Ya voy a cumplir 25 años, toda una vida unido a Cáritas.

¿Cuál cree usted que es la mística de Cáritas?


La mística que yo plantee en la Asamblea que se realizó en Piura fue que si alguien tiene hambre no le des el pez, enséñale a pescar y que a su vez, él enseñe a pescar a otros. Y que cuando la producción crezca se forme una cadena productiva que surja no de una caridad, sino de que el hombre sea responsable de su propio desarrollo. Y esa es la mística que tiene Cáritas.
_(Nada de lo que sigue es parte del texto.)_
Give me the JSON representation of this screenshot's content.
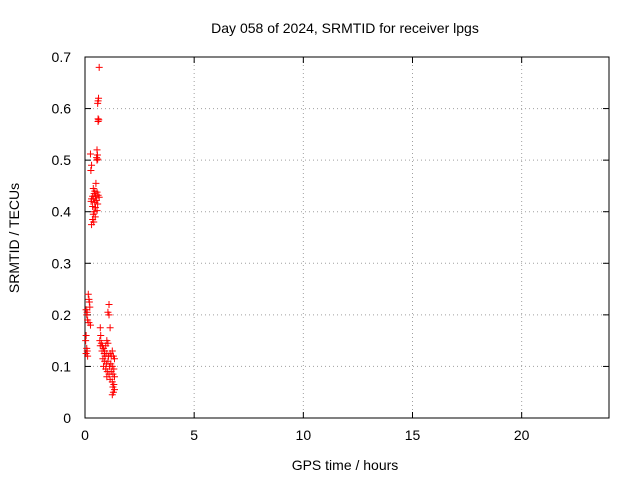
{
  "chart_data": {
    "type": "scatter",
    "title": "Day 058 of 2024, SRMTID for receiver lpgs",
    "xlabel": "GPS time / hours",
    "ylabel": "SRMTID / TECUs",
    "xlim": [
      0,
      24
    ],
    "ylim": [
      0,
      0.7
    ],
    "x_ticks": [
      0,
      5,
      10,
      15,
      20
    ],
    "y_ticks": [
      0,
      0.1,
      0.2,
      0.3,
      0.4,
      0.5,
      0.6,
      0.7
    ],
    "x_tick_labels": [
      "0",
      "5",
      "10",
      "15",
      "20"
    ],
    "y_tick_labels": [
      "0",
      "0.1",
      "0.2",
      "0.3",
      "0.4",
      "0.5",
      "0.6",
      "0.7"
    ],
    "grid": true,
    "marker": "+",
    "series": [
      {
        "color": "#ff0000",
        "points": [
          [
            0.65,
            0.68
          ],
          [
            0.62,
            0.62
          ],
          [
            0.6,
            0.615
          ],
          [
            0.58,
            0.61
          ],
          [
            0.6,
            0.58
          ],
          [
            0.63,
            0.578
          ],
          [
            0.6,
            0.575
          ],
          [
            0.55,
            0.52
          ],
          [
            0.57,
            0.51
          ],
          [
            0.53,
            0.505
          ],
          [
            0.55,
            0.5
          ],
          [
            0.58,
            0.502
          ],
          [
            0.25,
            0.512
          ],
          [
            0.3,
            0.49
          ],
          [
            0.27,
            0.48
          ],
          [
            0.5,
            0.455
          ],
          [
            0.38,
            0.445
          ],
          [
            0.45,
            0.44
          ],
          [
            0.42,
            0.435
          ],
          [
            0.55,
            0.438
          ],
          [
            0.35,
            0.43
          ],
          [
            0.48,
            0.43
          ],
          [
            0.6,
            0.432
          ],
          [
            0.3,
            0.425
          ],
          [
            0.4,
            0.425
          ],
          [
            0.52,
            0.422
          ],
          [
            0.65,
            0.428
          ],
          [
            0.28,
            0.42
          ],
          [
            0.45,
            0.418
          ],
          [
            0.58,
            0.415
          ],
          [
            0.35,
            0.41
          ],
          [
            0.48,
            0.408
          ],
          [
            0.42,
            0.4
          ],
          [
            0.55,
            0.402
          ],
          [
            0.38,
            0.395
          ],
          [
            0.47,
            0.39
          ],
          [
            0.35,
            0.385
          ],
          [
            0.4,
            0.38
          ],
          [
            0.3,
            0.375
          ],
          [
            0.05,
            0.21
          ],
          [
            0.1,
            0.205
          ],
          [
            0.15,
            0.24
          ],
          [
            0.18,
            0.23
          ],
          [
            0.2,
            0.225
          ],
          [
            0.22,
            0.215
          ],
          [
            0.08,
            0.2
          ],
          [
            0.12,
            0.19
          ],
          [
            0.18,
            0.185
          ],
          [
            0.25,
            0.18
          ],
          [
            0.05,
            0.16
          ],
          [
            0.03,
            0.15
          ],
          [
            0.08,
            0.135
          ],
          [
            0.1,
            0.13
          ],
          [
            0.05,
            0.125
          ],
          [
            0.12,
            0.12
          ],
          [
            1.1,
            0.22
          ],
          [
            1.05,
            0.205
          ],
          [
            1.1,
            0.2
          ],
          [
            1.15,
            0.175
          ],
          [
            0.7,
            0.175
          ],
          [
            0.72,
            0.16
          ],
          [
            0.68,
            0.15
          ],
          [
            0.75,
            0.145
          ],
          [
            0.8,
            0.14
          ],
          [
            0.85,
            0.135
          ],
          [
            0.9,
            0.13
          ],
          [
            0.95,
            0.14
          ],
          [
            1.0,
            0.15
          ],
          [
            1.05,
            0.145
          ],
          [
            0.7,
            0.14
          ],
          [
            0.78,
            0.13
          ],
          [
            0.88,
            0.125
          ],
          [
            0.92,
            0.12
          ],
          [
            1.0,
            0.125
          ],
          [
            1.08,
            0.12
          ],
          [
            1.15,
            0.125
          ],
          [
            1.2,
            0.12
          ],
          [
            1.25,
            0.13
          ],
          [
            1.3,
            0.12
          ],
          [
            1.35,
            0.115
          ],
          [
            0.82,
            0.115
          ],
          [
            0.9,
            0.11
          ],
          [
            0.98,
            0.105
          ],
          [
            1.05,
            0.11
          ],
          [
            1.12,
            0.1
          ],
          [
            1.18,
            0.105
          ],
          [
            1.25,
            0.1
          ],
          [
            1.32,
            0.095
          ],
          [
            0.85,
            0.1
          ],
          [
            0.95,
            0.095
          ],
          [
            1.02,
            0.09
          ],
          [
            1.1,
            0.085
          ],
          [
            1.2,
            0.09
          ],
          [
            1.28,
            0.085
          ],
          [
            1.35,
            0.08
          ],
          [
            1.0,
            0.08
          ],
          [
            1.15,
            0.075
          ],
          [
            1.25,
            0.07
          ],
          [
            1.32,
            0.065
          ],
          [
            1.28,
            0.06
          ],
          [
            1.35,
            0.055
          ],
          [
            1.3,
            0.05
          ],
          [
            1.25,
            0.045
          ]
        ]
      }
    ]
  }
}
Usted está próximo a cumplir 51 años de ordenación sacerdotal, ¿cómo se siente con esto?


Siento agradecimiento al Señor porque me ha mantenido todo este tiempo, porque me ha regalado a lo largo de toda mi ordenación sacerdotal cosas buenas, como por ejemplo que siendo sacerdote he asistido a dos sesiones del Concilio, que pocos pueden decir eso.

He estado presente en Medellín, Puebla, Santo Domingo, preparé la Quinta Conferencia, he sido Presidente de la Comisión de Pastoral Social del CELAM, dos veces Presidente de Cáritas del Perú y Presidente de la Conferencia Episcopal Peruana, el Señor me ha colocado en muchos sitios.

¿Siente que ha logrado todo en la vida o siente que le ha faltado algo por hacer?

Siempre le falta a uno algo, pero me siento realizado, en estos momentos trabajo en Lurín con seminaristas y sacerdotes, siento que tengo acogida con ellos y estoy contento con ellos. En mi casa vivimos como en una pequeña familia, con dos sacerdotes y un secretario, compartimos mucho.

Usted en algunas entrevistas ha manifestado que deja parte de su corazón en lo que hace, ¿lo ha dejado aquí en Cáritas?

Sí, yo siempre he dicho esto, el corazón es un órgano que se regenera y uno va dejando el corazón porque va dejando todo lo que más quiere en el trabajo que hace.